Atau tentang Ketua MPR dan tokoh PDIP Taufik Kiemas yang pada 2004 disebutkan diperiksa dan diusut Kejaksaan Agung karena terlibat korupsi sejumlah proyek ketika istrinya, Megawati Soekarno menjadi Presiden. Malah Taufik sudah akan ditangkap pada saat itu. Tapi kemudian Presiden SBY sendiri turun tangan, tulis koran The Age edisi 11 Maret 2011, memerintahkan Hendarman Soepandji, pejabat di Kejaksaan Agung untuk menghentikan pengusutan.
Institusi yang mengurusi pemberantasan korupsi seperti Kejaksaan Agung atau Komisi Pemberantasan Korupsi (KPK) pun diam saja. Kedua lembaga itu tak mengusut informasi yang dibongkar The Age dan Sydney Morning Herald. KPK membuat dalih bahwa apa yang ditulis koran tadi belum memadai untuk diusut.
Sikap kooperatif KPK kepada Presiden SBY memang bukan baru. Sejak terjadi kasus Ketua KPK Antasari Azhar, yang tiba-tiba dituduh sebagai pembunuh dan divonis 18 tahun penjara, KPK memang jadi letoi terhadap Presiden SBY. KPK sekarang hanya galak kepada para pensiunan. Dalam kasus korupsi yang datanya bersumber dari laporan Kedutaan Besar Amerika Serikat di Jakarta yang kemudian dibobol situs pembocor Wikileaks, menurut The Age edisi 16 Maret 2011, sikap KPK itu didukung ICW (Indonesian Corruption Watch).

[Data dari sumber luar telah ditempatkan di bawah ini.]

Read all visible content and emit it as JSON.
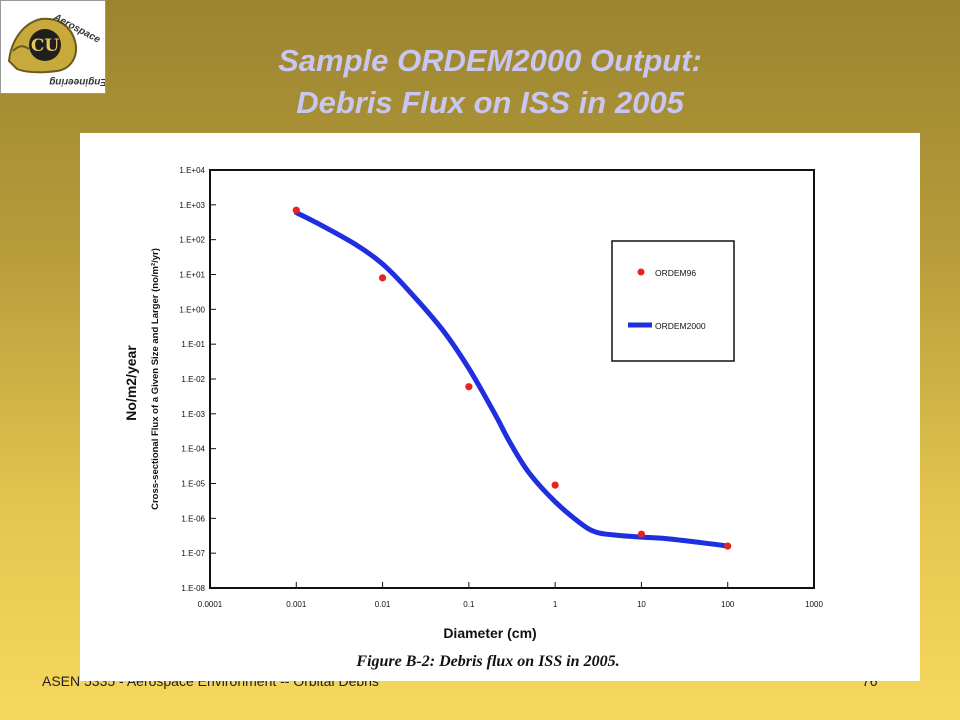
{
  "slide": {
    "title_line1": "Sample ORDEM2000 Output:",
    "title_line2": "Debris Flux on ISS in 2005",
    "footer_left": "ASEN 5335 - Aerospace Environment -- Orbital Debris",
    "page_number": "76",
    "logo": {
      "text_top": "Aerospace",
      "text_bottom": "Engineering",
      "mark": "CU"
    }
  },
  "chart_data": {
    "type": "scatter",
    "x_scale": "log",
    "y_scale": "log",
    "xlim": [
      0.0001,
      1000
    ],
    "ylim": [
      1e-08,
      10000
    ],
    "x_tick_labels": [
      "0.0001",
      "0.001",
      "0.01",
      "0.1",
      "1",
      "10",
      "100",
      "1000"
    ],
    "y_tick_labels": [
      "1.E+04",
      "1.E+03",
      "1.E+02",
      "1.E+01",
      "1.E+00",
      "1.E-01",
      "1.E-02",
      "1.E-03",
      "1.E-04",
      "1.E-05",
      "1.E-06",
      "1.E-07",
      "1.E-08"
    ],
    "ylabel": "Cross-sectional Flux of a Given Size and Larger (no/m²/yr)",
    "ylabel_overlay": "No/m2/year",
    "xlabel": "Diameter (cm)",
    "caption": "Figure B-2:  Debris flux on ISS in 2005.",
    "grid": false,
    "legend": "right",
    "series": [
      {
        "name": "ORDEM96",
        "style": "markers",
        "color": "#e8231f",
        "x": [
          0.001,
          0.01,
          0.1,
          1,
          10,
          100
        ],
        "y": [
          700,
          8,
          0.006,
          9e-06,
          3.5e-07,
          1.6e-07
        ]
      },
      {
        "name": "ORDEM2000",
        "style": "line",
        "color": "#1f2fe0",
        "x": [
          0.001,
          0.002,
          0.005,
          0.01,
          0.02,
          0.05,
          0.1,
          0.2,
          0.3,
          0.5,
          1,
          2,
          3,
          5,
          10,
          20,
          50,
          100
        ],
        "y": [
          600,
          250,
          70,
          20,
          3.5,
          0.25,
          0.02,
          0.001,
          0.00015,
          2e-05,
          3e-06,
          7e-07,
          4e-07,
          3.3e-07,
          2.9e-07,
          2.6e-07,
          2e-07,
          1.6e-07
        ]
      }
    ]
  }
}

Bagi ICW, seperti diungkapkan salah seorang pengurusnya, Emerson Yuntho, ICW tak akan mengusut kasus itu karena ada kesalahan fakta pada kabel laporan Kedubes Amerika Serikat. Yang dimaksudnya adalah tentang jabatan Hendarman Supandji yang oleh satu satu kabel disebutkan sebagai Asisten Jaksa Agung. Padahal pada 2004 itu, Hendarman belum memegang jabatan itu.
Jadi hanya karena sebuah kabel tak akurat menyebut jabatan Hendarman, maka laporan semua kabel dianggap omong kosong oleh ICW. Luar biasa ICW dalam membela Presiden SBY dan keluarganya.
Untuk diketahui saja, isu korupsi yang dituduhkan koran The Age dan Sydney Morning Herald berasal dari kawat Kedutaan Besar Amerika Serikat di Jakarta kepada Departemen Luar Negeri di Washington setiap hari dari tahun 2004 sampai 2010. Jadi tuduhan itu bersumber dari bocoran isi banyak sekali kabel/kawat laporan oleh para pejabat Kedutaan Besar Amerika Serikat yang kemudian dibocorkan Wikileaks dan disimpulkan surat kabar The Age dan Sydney Morning Herald.
ICW selama ini suka berkoar-koar sebagai badan independen anti-korupsi. Walau pun sebenarnya sampai sekarang, sebagai gerakan anti-korupsi ICW lebih banyak tampil di koran dan TV. Aksinya yang konkret di tengah masyarakat nyaris tak diketahui.
Presiden SBY sendiri semula amat terpukul oleh berita dua koran Australia itu. Ia sempat mengurung diri di Istana dan tak ikut Shalat Jumat. Istrinya, Nyonya Kristiani Herawati menangis. Tak hanya itu. Menurut The Age 15 Maret 2011, pada hari Jumat itu menurut rencana Presiden Barack Obama akan melakukan pembicaraan telepon dengan Presiden SBY mengenai KTT Asia Timur. Nyatanya pembicaraan itu tak terjadi.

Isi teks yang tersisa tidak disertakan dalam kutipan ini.